Datafeed has missed documents due to ingest latency error

Hello,
I have many of these in the Job Management > Job Messages tab,
and I'm looking for a way to check it.

first of all, the dates don't make since, but I guess it's a timezone bug in Kibana (first column's date is lower than the date in the message itself)

second, is there any way to validate ingestion time? I don't think that we have a 30 minutes delay - current query_delay setting in the datafeed (It still may be true though...)

Hi @liorg2

The left hand timestamp in the job messages tab is displayed in your browser timezone by default. You can change this in Kibana Management / Advanced Settings (although I would not think you'd want to as it affects all your visualizations too).

The backend anomaly detection uses UTC as this is a log message from the backend. This log message is a string, rather than a field with a data type of timestamp, so it is unformatted.

The time reported in the message is the start of the bucket, and the end of the bucket is this start time plus the bucket_span configured for the job.

This recent blog describes how you can add an ingest time to your ingest pipeline. https://www.elastic.co/blog/calculating-ingest-lag-and-storing-ingest-time-in-elasticsearch-to-improve-observability

This uses the set ingest processor https://www.elastic.co/guide/en/elasticsearch/reference/current/set-processor.html

More information on delayed data can be found here https://www.elastic.co/guide/en/machine-learning/7.9/ml-delayed-data-detection.html

Hope this helps
Sophie

thanks for the information!

just few yes/no questions... currently I don't have any injection processor,
will it make a load on the cluster? do I need to add nodes for that? (I use elastic cloud..)

thank
Lior

Hi

You need a node with an ingest role i.
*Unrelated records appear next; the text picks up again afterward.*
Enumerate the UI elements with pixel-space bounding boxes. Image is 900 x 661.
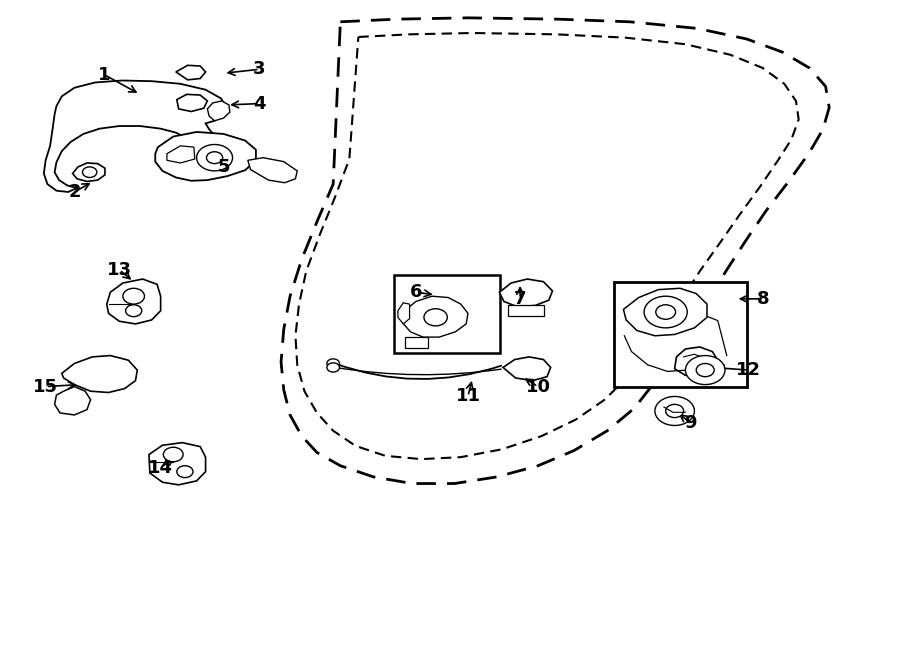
Circle shape [655, 397, 695, 426]
Circle shape [666, 405, 684, 418]
FancyBboxPatch shape [614, 282, 746, 387]
Text: 4: 4 [253, 95, 266, 112]
Text: 2: 2 [68, 183, 81, 201]
Circle shape [327, 363, 339, 372]
Polygon shape [62, 356, 138, 393]
Circle shape [123, 288, 145, 304]
Circle shape [424, 309, 447, 326]
Text: 15: 15 [33, 377, 58, 395]
Text: 11: 11 [455, 387, 481, 405]
Polygon shape [503, 357, 551, 381]
Circle shape [327, 359, 339, 368]
Text: 9: 9 [685, 414, 698, 432]
Polygon shape [44, 81, 227, 192]
Bar [405, 337, 428, 348]
Text: 12: 12 [736, 361, 760, 379]
Polygon shape [398, 303, 410, 324]
Text: 7: 7 [514, 290, 526, 308]
Circle shape [644, 296, 688, 328]
Polygon shape [207, 101, 230, 121]
Bar [508, 305, 544, 316]
Circle shape [176, 466, 193, 478]
Polygon shape [166, 146, 194, 163]
Text: 14: 14 [148, 459, 173, 477]
Text: 5: 5 [217, 158, 230, 176]
Circle shape [697, 364, 715, 377]
Polygon shape [248, 158, 297, 182]
Circle shape [163, 447, 183, 462]
Text: 10: 10 [526, 377, 551, 395]
Polygon shape [107, 279, 160, 324]
Polygon shape [176, 95, 207, 112]
Polygon shape [402, 296, 468, 337]
Text: 6: 6 [410, 284, 422, 301]
Text: 3: 3 [253, 60, 266, 78]
Text: 1: 1 [98, 65, 111, 83]
Circle shape [126, 305, 142, 317]
Circle shape [656, 305, 676, 319]
Text: 8: 8 [756, 290, 769, 308]
Polygon shape [73, 163, 105, 181]
Text: 13: 13 [107, 261, 131, 279]
Polygon shape [156, 132, 256, 180]
FancyBboxPatch shape [394, 275, 500, 353]
Circle shape [206, 152, 222, 164]
Polygon shape [675, 347, 718, 375]
Circle shape [83, 167, 97, 177]
Polygon shape [176, 65, 205, 80]
Circle shape [196, 145, 232, 171]
Polygon shape [149, 443, 205, 485]
Circle shape [686, 356, 725, 385]
Polygon shape [500, 279, 553, 307]
Polygon shape [624, 288, 707, 336]
Polygon shape [55, 387, 91, 415]
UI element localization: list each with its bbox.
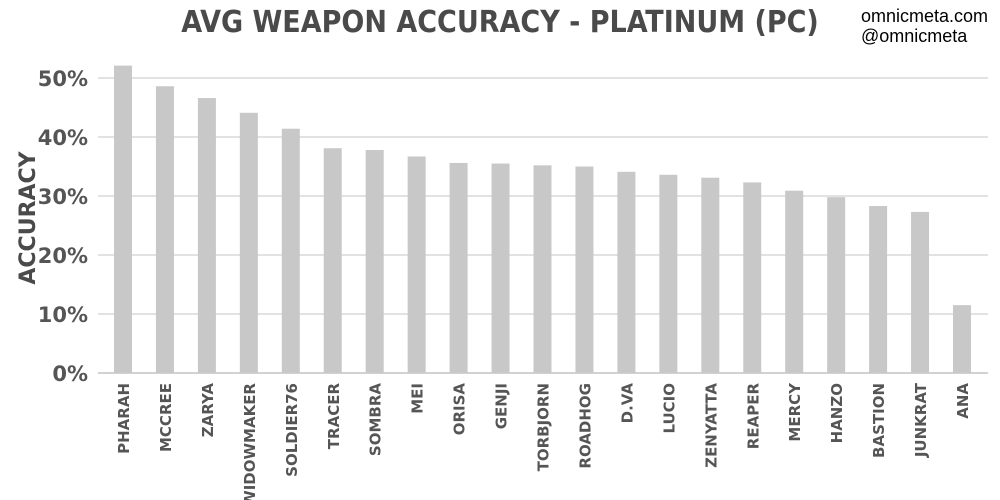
bar-roadhog [575, 166, 594, 373]
bar-mercy [785, 190, 804, 373]
x-tick-label: SOMBRA [367, 383, 385, 456]
x-tick-label: GENJI [493, 383, 511, 429]
x-tick-label: SOLDIER76 [283, 383, 301, 477]
bar-junkrat [911, 211, 930, 373]
bar-mei [407, 156, 426, 373]
y-tick-label: 30% [38, 185, 88, 209]
bar-orisa [449, 162, 468, 373]
x-tick-label: ZENYATTA [702, 383, 720, 468]
y-tick-labels: 0% 10% 20% 30% 40% 50% [38, 67, 88, 386]
bar-zenyatta [701, 177, 720, 373]
bar-soldier76 [281, 128, 300, 373]
y-tick-label: 0% [52, 362, 88, 386]
credits: omnicmeta.com @omnicmeta [861, 6, 988, 46]
credit-site: omnicmeta.com [860, 6, 988, 26]
bar-reaper [743, 182, 762, 373]
y-tick-label: 40% [38, 126, 88, 150]
x-tick-label: MEI [409, 383, 427, 414]
y-tick-label: 50% [38, 67, 88, 91]
x-tick-label: LUCIO [660, 383, 678, 434]
bar-torbjorn [533, 165, 552, 373]
y-tick-label: 10% [38, 303, 88, 327]
bar-genji [491, 163, 510, 373]
x-tick-label: WIDOWMAKER [241, 383, 259, 500]
bar-widowmaker [239, 112, 258, 373]
x-tick-label: ANA [954, 383, 972, 419]
x-tick-label: ROADHOG [576, 383, 594, 469]
bar-lucio [659, 174, 678, 373]
bar-mccree [155, 86, 174, 373]
x-tick-labels: PHARAH MCCREE ZARYA WIDOWMAKER SOLDIER76 TRAC… [115, 382, 972, 500]
x-tick-label: BASTION [870, 383, 888, 458]
bar-hanzo [827, 197, 846, 373]
bar-tracer [323, 148, 342, 373]
x-tick-label: D.VA [618, 383, 636, 424]
x-tick-label: TRACER [325, 383, 343, 450]
x-tick-label: JUNKRAT [912, 382, 930, 458]
bar-bastion [869, 206, 888, 373]
y-tick-label: 20% [38, 244, 88, 268]
x-tick-label: TORBJORN [535, 383, 553, 471]
bar-d-va [617, 171, 636, 373]
x-tick-label: ZARYA [199, 383, 217, 438]
bar-pharah [114, 65, 132, 374]
x-tick-label: ORISA [451, 383, 469, 436]
bars [114, 65, 971, 374]
bar-zarya [197, 98, 216, 373]
chart-title: AVG WEAPON ACCURACY - PLATINUM (PC) [181, 5, 819, 40]
credit-handle: @omnicmeta [860, 26, 968, 46]
x-tick-label: MERCY [786, 382, 804, 442]
y-axis-label: ACCURACY [16, 150, 41, 284]
x-tick-label: PHARAH [115, 383, 133, 454]
x-tick-label: REAPER [744, 383, 762, 450]
x-tick-label: MCCREE [157, 383, 175, 452]
x-tick-label: HANZO [828, 383, 846, 443]
bar-sombra [365, 149, 384, 373]
bar-ana [953, 305, 971, 373]
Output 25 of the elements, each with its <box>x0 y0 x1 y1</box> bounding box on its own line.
You should have one already in cloud.

# GET _cat/nodes
127.0.0.1 70 80 1 0.00 0.03 0.05 dlm   - node1
127.0.0.1 46 80 1 0.00 0.03 0.05 dlmt  * node2
127.0.0.1 63 80 1 0.00 0.03 0.05 dilmt - node3

With respect to load, please benchmark locally to see if there is a possible performance impact. You don't really need the painless script part from the blog example, and I doubt that the single set processor will make a noticeable difference - but it depends on your data and use case.

Before you change your ingest, as a first step you could also try a manual validation that you have delayed data by running a search that will replicate what the delayed data check is trying to achieve. Assuming you have a 15m bucket_span and a 30m query_delay, create a date histogram search e.g. count of events every 15m from now-90m say. Manually refresh this periodically over the course of the next 90m and see if the counts change as time elapses. Pay particular attention to the counts from time buckets that are greater than 30m ago. If these are changing, this suggests an ingest latency.

Make sense I'll check that
Thanks a lot